А еще мы с пацанами бегали под Новый год в магазин «Детский мир» покупать хлопушки, конфетти и елочные шары. Вот шары я любил особенно! И всегда, когда я смотрел в них, испытывал необъяснимое и очень сильное чувство: совершенно, то есть принципиально необъяснимое даже сейчас, и настолько ясное… особенное… наотмашь отличное от всего остального, что заменить его в привычной жизни было попросту нечем. Точно я пытался разгадать безнадежную, какую-то бесконечно жалостную тайну. Тайну, разгадки которой не существует вовсе…
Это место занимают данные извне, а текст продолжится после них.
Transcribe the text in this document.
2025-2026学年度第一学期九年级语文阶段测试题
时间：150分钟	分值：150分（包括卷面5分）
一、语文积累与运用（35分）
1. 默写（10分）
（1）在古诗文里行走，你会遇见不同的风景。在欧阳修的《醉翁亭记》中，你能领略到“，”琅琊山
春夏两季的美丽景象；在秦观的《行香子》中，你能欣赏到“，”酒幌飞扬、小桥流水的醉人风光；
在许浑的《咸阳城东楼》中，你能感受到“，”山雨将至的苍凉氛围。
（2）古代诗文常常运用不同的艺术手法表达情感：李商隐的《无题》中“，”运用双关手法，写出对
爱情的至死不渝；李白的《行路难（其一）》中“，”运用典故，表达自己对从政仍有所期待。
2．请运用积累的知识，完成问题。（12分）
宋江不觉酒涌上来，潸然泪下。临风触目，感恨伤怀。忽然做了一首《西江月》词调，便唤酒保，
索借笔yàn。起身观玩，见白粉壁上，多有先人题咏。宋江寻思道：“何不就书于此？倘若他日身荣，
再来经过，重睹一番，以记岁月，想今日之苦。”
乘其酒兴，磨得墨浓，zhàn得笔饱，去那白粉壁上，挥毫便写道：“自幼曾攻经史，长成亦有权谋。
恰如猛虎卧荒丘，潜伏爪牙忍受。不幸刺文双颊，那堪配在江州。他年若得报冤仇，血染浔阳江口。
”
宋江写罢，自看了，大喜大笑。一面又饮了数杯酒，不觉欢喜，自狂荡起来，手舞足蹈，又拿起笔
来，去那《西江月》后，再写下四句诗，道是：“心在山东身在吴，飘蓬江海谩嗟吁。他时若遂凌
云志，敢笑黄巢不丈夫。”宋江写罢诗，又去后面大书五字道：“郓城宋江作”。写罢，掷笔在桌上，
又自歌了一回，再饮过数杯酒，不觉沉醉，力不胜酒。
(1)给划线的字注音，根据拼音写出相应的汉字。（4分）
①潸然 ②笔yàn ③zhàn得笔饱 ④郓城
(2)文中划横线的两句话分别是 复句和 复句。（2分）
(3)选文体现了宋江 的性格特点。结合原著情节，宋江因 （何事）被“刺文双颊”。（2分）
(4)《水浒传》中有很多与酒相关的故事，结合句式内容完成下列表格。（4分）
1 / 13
Вообще, самые сильные чувства, как правило, связаны с детством. Но вспыхивают они не обязательно тогда, когда соприкоснешься с какой-нибудь старой вещью или услышишь рассказ об известных событиях, а, напротив, само событие подчас всплывет в душе в ярком озарении тогдашнего чувства, и это никак не бывает связано с повседневной реальностью. Словно проступает какая-то подспудная, светлая жизнь души. Жизнь позабытых, но не исчезнувших чувств…
Так же и в духовной жизни. Только детство там – не прошлое, а настоящее, то сокровенное единство с Отцом, к осознанию которого нам нужно еще идти и идти. Настоящее, которое всегда с нами, но которого мы по грубости своей не чувствуем, а подчас и не ценим.
Говорят, страдания и смерть – это следствие греха, но самое трагическое следствие греха – это забвение Бога: самого лучшего, что есть на свете! И вот из этой привычки, из этого забвения нам нужно обязательно вырваться. А воспоминания настоящего, как спасительные маяки, указуют путь.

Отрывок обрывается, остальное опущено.